Knight Ridder/Tribune News Service (KRT)
The following editorial appeared in the Philadelphia Inquirer on Monday, March 1:
Feel that breeze? Something just passed by. Good thing, too.
This something was an asteroid.
And scientists were so worried about it in mid-January that they came within nine hours of calling President Bush.
The chance that a big asteroid will strike within any person’s lifetime is exceedingly small.
But we ought to have something better in place than the current loose confederation of scientists that is the main lookout.
About Jan. 13, that informal system – which relies on scientists’ brains and cooperation, rather than an alert algorithm – didn’t work too well.
Thanks to an asteroid named 2004 AS1, that system is being reviewed.
All sorts of astronomers are looking constantly at the sky.
When someone discovers a new asteroid, he tells an outfit called the Minor Planet Center, located in Cambridge, Mass.
The MPC posts the discovery on the Internet and asks the scientific community to send in more observations.
Some space watchers discovered 2004 AS1. Other scientists took other measurements.

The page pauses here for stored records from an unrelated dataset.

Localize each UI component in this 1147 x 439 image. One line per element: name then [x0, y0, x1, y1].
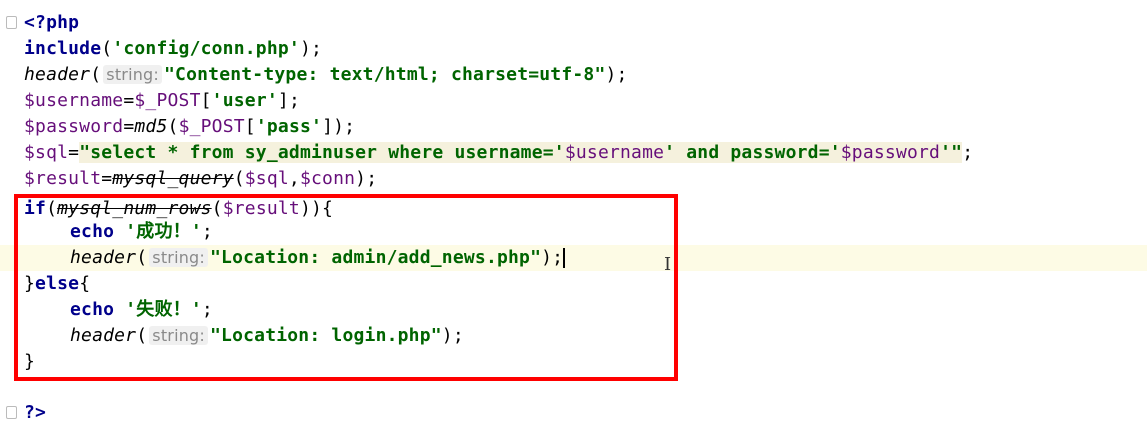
- include-keyword: include: [24, 38, 102, 59]
- paren: );: [541, 247, 564, 268]
- bracket: [: [200, 90, 212, 111]
- code-line-11[interactable]: }else{: [24, 271, 90, 297]
- paren: (: [233, 168, 245, 189]
- code-line-10-current[interactable]: header(string: "Location: admin/add_news.…: [0, 245, 1147, 271]
- semicolon: ;: [962, 142, 974, 163]
- variable: $conn: [299, 168, 356, 189]
- semicolon: ;: [201, 299, 213, 320]
- if-keyword: if: [24, 198, 47, 219]
- md5-function: md5: [134, 116, 168, 137]
- echo-keyword: echo: [70, 221, 115, 242]
- operator: =: [123, 116, 135, 137]
- sql-string: '": [940, 142, 963, 163]
- bracket: [: [244, 116, 256, 137]
- paren: (: [46, 198, 58, 219]
- code-line-14[interactable]: }: [24, 349, 35, 375]
- code-line-6[interactable]: $sql="select * from sy_adminuser where u…: [24, 140, 973, 166]
- code-line-4[interactable]: $username=$_POST['user'];: [24, 88, 300, 114]
- fold-marker-icon[interactable]: [6, 16, 17, 29]
- code-line-13[interactable]: header(string: "Location: login.php");: [70, 323, 464, 349]
- bracket: ];: [277, 90, 300, 111]
- echo-keyword: echo: [70, 299, 115, 320]
- include-path: 'config/conn.php': [112, 38, 300, 59]
- brace: )){: [299, 198, 334, 219]
- code-line-1[interactable]: <?php: [24, 10, 79, 36]
- php-close-tag: ?>: [24, 402, 47, 423]
- operator: =: [123, 90, 135, 111]
- paren: (: [101, 38, 113, 59]
- variable: $result: [222, 198, 300, 219]
- paren: (: [211, 198, 223, 219]
- text-cursor: [563, 248, 566, 268]
- variable: $_POST: [178, 116, 245, 137]
- param-hint: string:: [149, 248, 209, 267]
- brace: {: [79, 273, 91, 294]
- param-hint: string:: [103, 65, 163, 84]
- header-function: header: [70, 325, 137, 346]
- code-line-9[interactable]: echo '成功！';: [70, 219, 213, 245]
- string: 'user': [211, 90, 278, 111]
- header-function: header: [24, 64, 91, 85]
- variable: $password: [840, 142, 941, 163]
- operator: =: [68, 142, 80, 163]
- variable: $_POST: [134, 90, 201, 111]
- variable: $password: [24, 116, 124, 137]
- paren: (: [167, 116, 179, 137]
- code-line-5[interactable]: $password=md5($_POST['pass']);: [24, 114, 355, 140]
- paren: );: [605, 64, 628, 85]
- variable: $result: [24, 168, 102, 189]
- sql-string: ' and password=': [664, 142, 841, 163]
- code-line-3[interactable]: header(string: "Content-type: text/html; …: [24, 62, 628, 88]
- paren: );: [299, 38, 323, 59]
- paren: (: [136, 247, 148, 268]
- param-hint: string:: [149, 326, 209, 345]
- header-value: "Location: admin/add_news.php": [210, 247, 542, 268]
- fold-marker-icon[interactable]: [6, 406, 17, 419]
- bracket: ]);: [322, 116, 356, 137]
- string: 'pass': [255, 116, 323, 137]
- variable: $sql: [244, 168, 289, 189]
- code-line-12[interactable]: echo '失败！';: [70, 297, 213, 323]
- deprecated-function: mysql_query: [112, 168, 234, 189]
- semicolon: ;: [201, 221, 213, 242]
- php-open-tag: <?php: [24, 12, 80, 33]
- brace: }: [24, 351, 36, 372]
- header-function: header: [70, 247, 137, 268]
- paren: );: [441, 325, 464, 346]
- header-value: "Content-type: text/html; charset=utf-8": [164, 64, 606, 85]
- operator: =: [101, 168, 113, 189]
- ibeam-cursor-icon: I: [664, 254, 672, 275]
- fail-string: '失败！': [125, 299, 202, 320]
- code-line-7[interactable]: $result=mysql_query($sql,$conn);: [24, 166, 377, 192]
- code-line-16[interactable]: ?>: [24, 400, 46, 426]
- deprecated-function: mysql_num_rows: [57, 198, 212, 219]
- variable: $username: [24, 90, 124, 111]
- paren: (: [136, 325, 148, 346]
- variable: $sql: [24, 142, 69, 163]
- variable: $username: [564, 142, 665, 163]
- success-string: '成功！': [125, 221, 202, 242]
- paren: (: [90, 64, 102, 85]
- header-value: "Location: login.php": [210, 325, 442, 346]
- brace: }: [24, 273, 36, 294]
- comma: ,: [288, 168, 300, 189]
- editor-gutter: [0, 0, 18, 439]
- sql-string: "select * from sy_adminuser where userna…: [79, 142, 565, 163]
- code-line-2[interactable]: include('config/conn.php');: [24, 36, 322, 62]
- else-keyword: else: [35, 273, 80, 294]
- paren: );: [355, 168, 378, 189]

Seemed 2004 AS1 was about 30 meters wide – the size of a yacht. It was traveling – whoa – traveling in an interesting trajectory.
Steven Chesley of NASA’s Jet Propulsion Laboratory sent an E-mail warning that the asteroid had a 1-in-4 chance of striking the Northern Hemisphere in a couple of days.
Skies were cloudy, and it was hard to get a fix.
All the speculation was based on only four observations.
No one wanted to make a wrong call, inspiring needless panic among millions.
If a yacht-size asteroid hit the atmosphere broadside, though, it would produce a devastating mid-air explosion. Thousands could die.
For nine sweaty hours, astronomers Clark Chapman and David Morrison, chair of the International Astronomical Union’s Working Group on Near Earth Objects, considered getting on the line to the president.
In the end, some amateur sky jockey got an unclouded shot of 2004 AS1, and, whew, false alarm, don’t call.
Little 2004 AS1 missed us by 7 million miles. Good thing. Turned out it was more like 500 meters wide.
So we ducked one high, tight fastball. But we should – and can – do better next time.
We need a tighter system, probably an international system, of level-headed scientists who will place the call only when they see no other choice.
The story here was not of an asteroid that almost brought disaster, but of a phone call that almost did.